Пока я обдумываю, что лучше предпринять, взгляд останавливается на строке с надписью «Любимый. Тот, что под дождем», и я медленно просматриваю сообщения, начиная читать снизу вверх. Большинство ничего не значат, мы договариваемся о встрече или просто желаем друг другу спокойной ночи. Но одно сразу же привлекает внимание.

«Нас опять заперли в лаборатории, я должен писать дневник, но сижу и мечтаю о тебе. Почему я мечтаю о тебе почти все время? Это нормально вообще?»

Лаборатория? Может, мы часть жуткого эксперимента? Бред! Такое бывает только в фильмах. Прокручиваю текст дальше.

«Ви, я так соскучился, что хочу поцеловать каждую твою веснушку. Кажется, я фетишист».

Поворачиваю голову, исподтишка разглядывая Шона. Мы сидим близко, наши колени соприкасаются, но он не отодвигается и, похоже, не возражает против этого. Жаль, я не могу вспомнить наш первый поцелуй. Интересно, было ли между нами что-то большее? Опускаю глаза к экрану и решаю отмотать сообщения к самому началу.

«А знаешь, мне даже понравилось покидать твою комнату через окно. Я чувствовал себя героем того самого романа, о котором ты рассказывала».

«Боже, Арт своим пением сводит меня с ума. Можно я к тебе перееду?»

«Сегодня полковник в отъезде. Жди. И если ты спрашиваешь про цвет, я выбираю черный».

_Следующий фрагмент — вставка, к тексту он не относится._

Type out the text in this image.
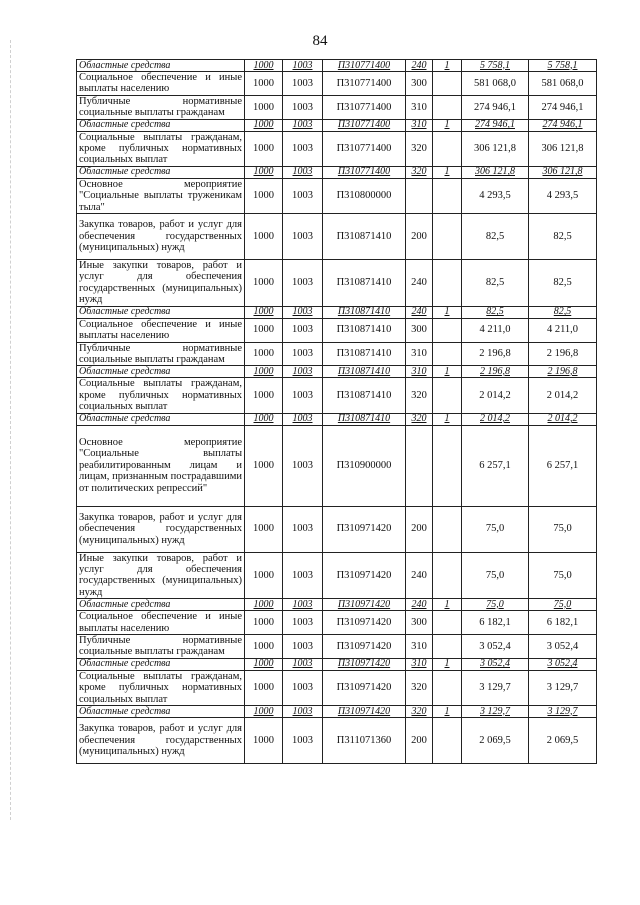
84
Областные средства	1000	1003	П310771400	240	1	5 758,1	5 758,1
Социальное обеспечение и иные выплаты населению	1000	1003	П310771400	300		581 068,0	581 068,0
Публичные нормативные социальные выплаты гражданам	1000	1003	П310771400	310		274 946,1	274 946,1
Областные средства	1000	1003	П310771400	310	1	274 946,1	274 946,1
Социальные выплаты гражданам, кроме публичных нормативных социальных выплат	1000	1003	П310771400	320		306 121,8	306 121,8
Областные средства	1000	1003	П310771400	320	1	306 121,8	306 121,8
Основное мероприятие "Социальные выплаты труженикам тыла"	1000	1003	П310800000			4 293,5	4 293,5
Закупка товаров, работ и услуг для обеспечения государственных (муниципальных) нужд	1000	1003	П310871410	200		82,5	82,5
Иные закупки товаров, работ и услуг для обеспечения государственных (муниципальных) нужд	1000	1003	П310871410	240		82,5	82,5
Областные средства	1000	1003	П310871410	240	1	82,5	82,5
Социальное обеспечение и иные выплаты населению	1000	1003	П310871410	300		4 211,0	4 211,0
Публичные нормативные социальные выплаты гражданам	1000	1003	П310871410	310		2 196,8	2 196,8
Областные средства	1000	1003	П310871410	310	1	2 196,8	2 196,8
Социальные выплаты гражданам, кроме публичных нормативных социальных выплат	1000	1003	П310871410	320		2 014,2	2 014,2
Областные средства	1000	1003	П310871410	320	1	2 014,2	2 014,2
Основное мероприятие "Социальные выплаты реабилитированным лицам и лицам, признанным пострадавшими от политических репрессий"	1000	1003	П310900000			6 257,1	6 257,1
Закупка товаров, работ и услуг для обеспечения государственных (муниципальных) нужд	1000	1003	П310971420	200		75,0	75,0
Иные закупки товаров, работ и услуг для обеспечения государственных (муниципальных) нужд	1000	1003	П310971420	240		75,0	75,0
Областные средства	1000	1003	П310971420	240	1	75,0	75,0
Социальное обеспечение и иные выплаты населению	1000	1003	П310971420	300		6 182,1	6 182,1
Публичные нормативные социальные выплаты гражданам	1000	1003	П310971420	310		3 052,4	3 052,4
Областные средства	1000	1003	П310971420	310	1	3 052,4	3 052,4
Социальные выплаты гражданам, кроме публичных нормативных социальных выплат	1000	1003	П310971420	320		3 129,7	3 129,7
Областные средства	1000	1003	П310971420	320	1	3 129,7	3 129,7
Закупка товаров, работ и услуг для обеспечения государственных (муниципальных) нужд	1000	1003	П311071360	200		2 069,5	2 069,5
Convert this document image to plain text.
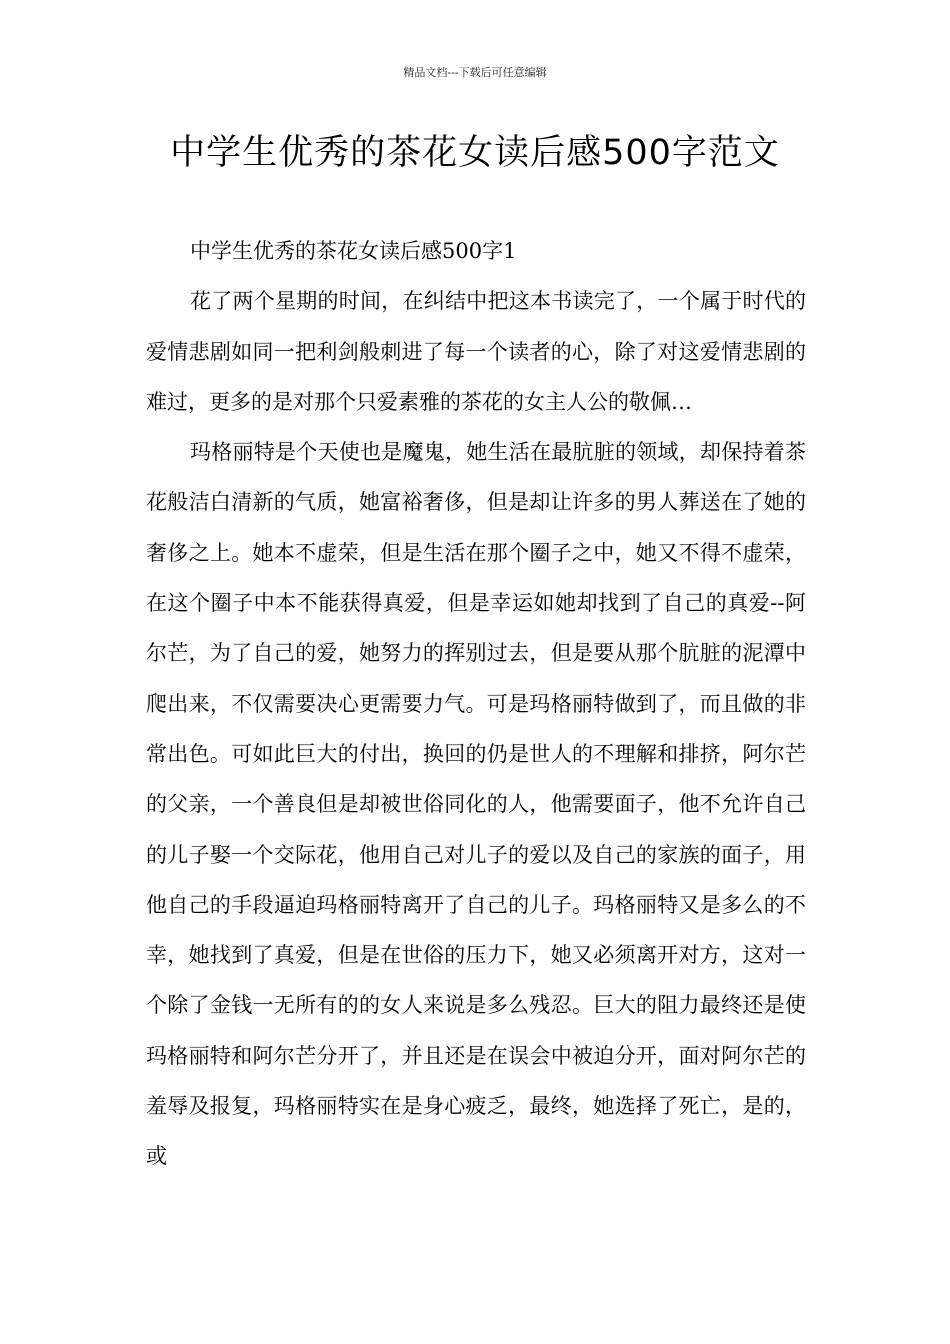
精品文档---下载后可任意编辑
中学生优秀的茶花女读后感500字范文

中学生优秀的茶花女读后感500字1

花了两个星期的时间，在纠结中把这本书读完了，一个属于时代的爱情悲剧如同一把利剑般刺进了每一个读者的心，除了对这爱情悲剧的难过，更多的是对那个只爱素雅的茶花的女主人公的敬佩…

玛格丽特是个天使也是魔鬼，她生活在最肮脏的领域，却保持着茶花般洁白清新的气质，她富裕奢侈，但是却让许多的男人葬送在了她的奢侈之上。她本不虚荣，但是生活在那个圈子之中，她又不得不虚荣，在这个圈子中本不能获得真爱，但是幸运如她却找到了自己的真爱--阿尔芒，为了自己的爱，她努力的挥别过去，但是要从那个肮脏的泥潭中爬出来，不仅需要决心更需要力气。可是玛格丽特做到了，而且做的非常出色。可如此巨大的付出，换回的仍是世人的不理解和排挤，阿尔芒的父亲，一个善良但是却被世俗同化的人，他需要面子，他不允许自己的儿子娶一个交际花，他用自己对儿子的爱以及自己的家族的面子，用他自己的手段逼迫玛格丽特离开了自己的儿子。玛格丽特又是多么的不幸，她找到了真爱，但是在世俗的压力下，她又必须离开对方，这对一个除了金钱一无所有的的女人来说是多么残忍。巨大的阻力最终还是使玛格丽特和阿尔芒分开了，并且还是在误会中被迫分开，面对阿尔芒的羞辱及报复，玛格丽特实在是身心疲乏，最终，她选择了死亡，是的，或
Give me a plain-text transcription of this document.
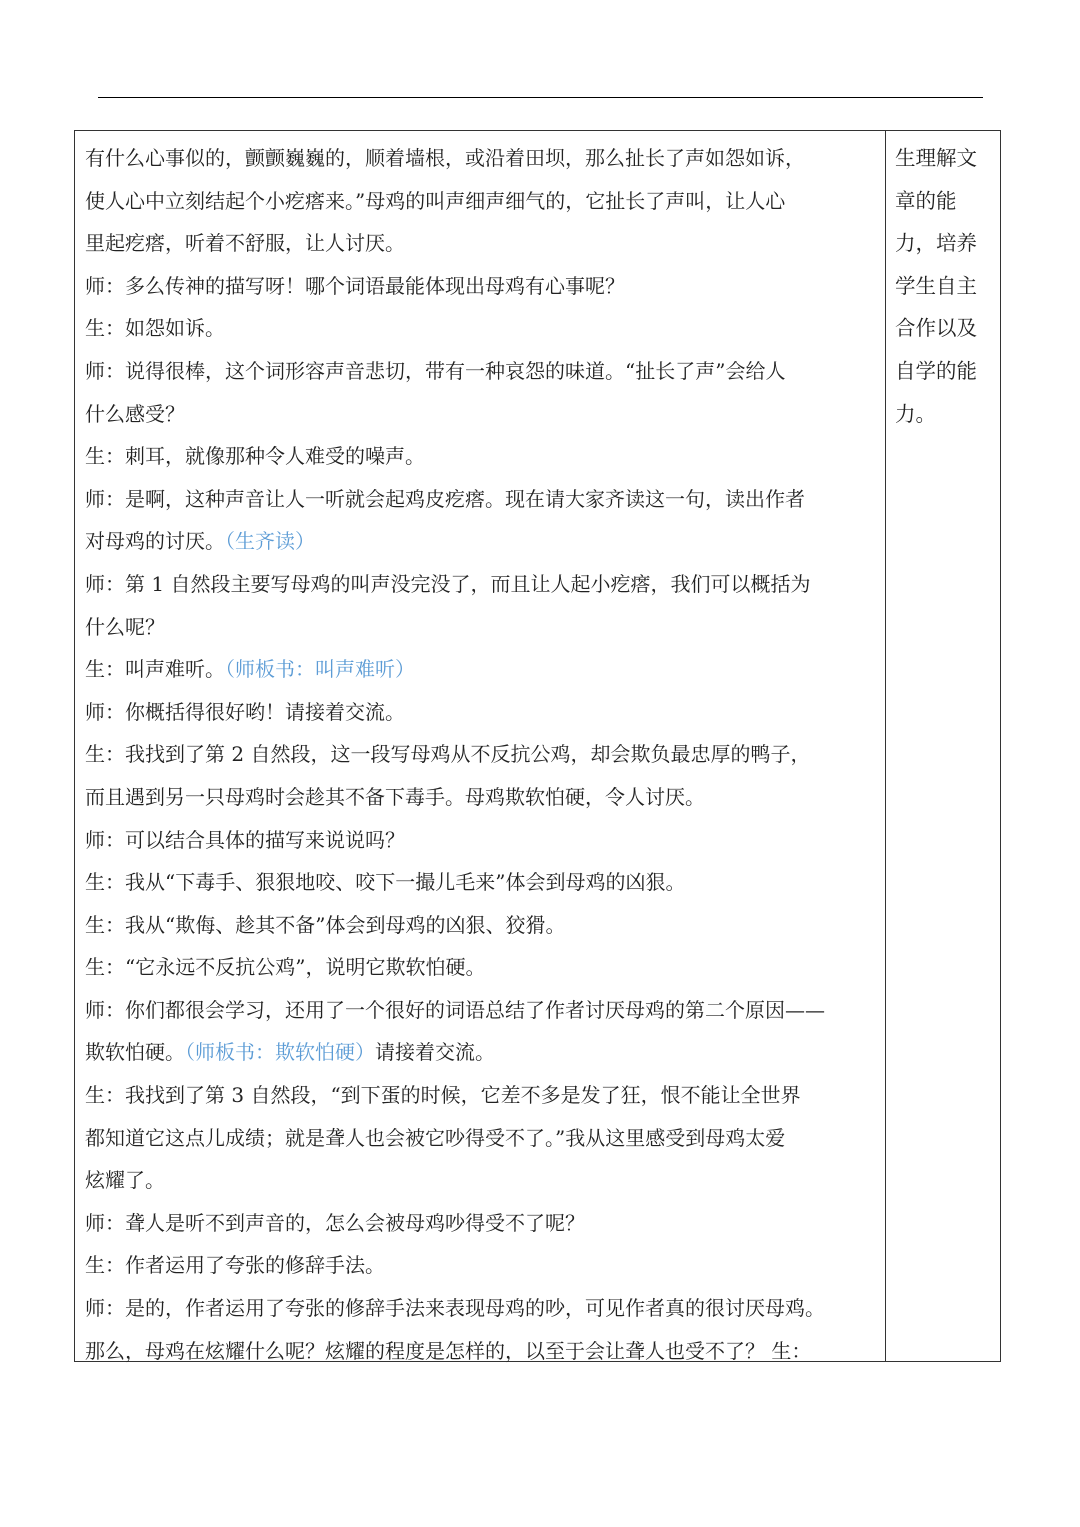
有什么心事似的，颤颤巍巍的，顺着墙根，或沿着田坝，那么扯长了声如怨如诉，
使人心中立刻结起个小疙瘩来。”母鸡的叫声细声细气的，它扯长了声叫，让人心
里起疙瘩，听着不舒服，让人讨厌。
师：多么传神的描写呀！哪个词语最能体现出母鸡有心事呢？
生：如怨如诉。
师：说得很棒，这个词形容声音悲切，带有一种哀怨的味道。“扯长了声”会给人
什么感受？
生：刺耳，就像那种令人难受的噪声。
师：是啊，这种声音让人一听就会起鸡皮疙瘩。现在请大家齐读这一句，读出作者
对母鸡的讨厌。（生齐读）
师：第 1 自然段主要写母鸡的叫声没完没了，而且让人起小疙瘩，我们可以概括为
什么呢？
生：叫声难听。（师板书：叫声难听）
师：你概括得很好哟！请接着交流。
生：我找到了第 2 自然段，这一段写母鸡从不反抗公鸡，却会欺负最忠厚的鸭子，
而且遇到另一只母鸡时会趁其不备下毒手。母鸡欺软怕硬，令人讨厌。
师：可以结合具体的描写来说说吗？
生：我从“下毒手、狠狠地咬、咬下一撮儿毛来”体会到母鸡的凶狠。
生：我从“欺侮、趁其不备”体会到母鸡的凶狠、狡猾。
生：“它永远不反抗公鸡”，说明它欺软怕硬。
师：你们都很会学习，还用了一个很好的词语总结了作者讨厌母鸡的第二个原因——
欺软怕硬。（师板书：欺软怕硬）请接着交流。
生：我找到了第 3 自然段，“到下蛋的时候，它差不多是发了狂，恨不能让全世界
都知道它这点儿成绩；就是聋人也会被它吵得受不了。”我从这里感受到母鸡太爱
炫耀了。
师：聋人是听不到声音的，怎么会被母鸡吵得受不了呢？
生：作者运用了夸张的修辞手法。
师：是的，作者运用了夸张的修辞手法来表现母鸡的吵，可见作者真的很讨厌母鸡。
那么，母鸡在炫耀什么呢？炫耀的程度是怎样的，以至于会让聋人也受不了？ 生：
生理解文
章的能
力，培养
学生自主
合作以及
自学的能
力。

Я читаю строки, захлебываясь словами и пытаясь сдержать улыбку, но уголки губ тянутся вверх, словно кто-то натягивает их, привязав тонкие ниточки. В моих чувствах к Шону пока пусто, но прочитанные слова касаются сердца, разжигая внутри нежный огонек симпатии. Я не знаю этого парня, но почему-то верю каждой строчке.

«Сегодня Джесс наорал на весь отряд. На самом деле парни ни при чем. Он в очередной раз угрожает снять меня с позиции командира (это уже забавно, правда?). Встретимся на нашем месте в десять?»

Значит, Шон является командиром отряда? Звучит логично. Такой строгий и суровый снаружи, тонко чувствующий внутри.

«Люблю тебя, Веснушка! Уже скучаю!»

Мне нравится, как он делится со мной мыслями каждый вечер. Это как писать друг другу письма. С одной стороны, старомодно, но при этом так романтично.

«Засыпаю, сидя на совещании. Несмотря на то что я не спал всю ночь, в чем, между прочим, ты виновата, я все равно заявлюсь сегодня снова. И да, то черное белье просто восхитительно!»

Значит, мы… Я покрываюсь румянцем и кошусь на Шона, будто подглядываю за чужой жизнью, заполняя словами, сказанными другой девушке, гулкую пустоту, а себя – чужой историей любви. Он поднимает на меня взгляд и… улыбается?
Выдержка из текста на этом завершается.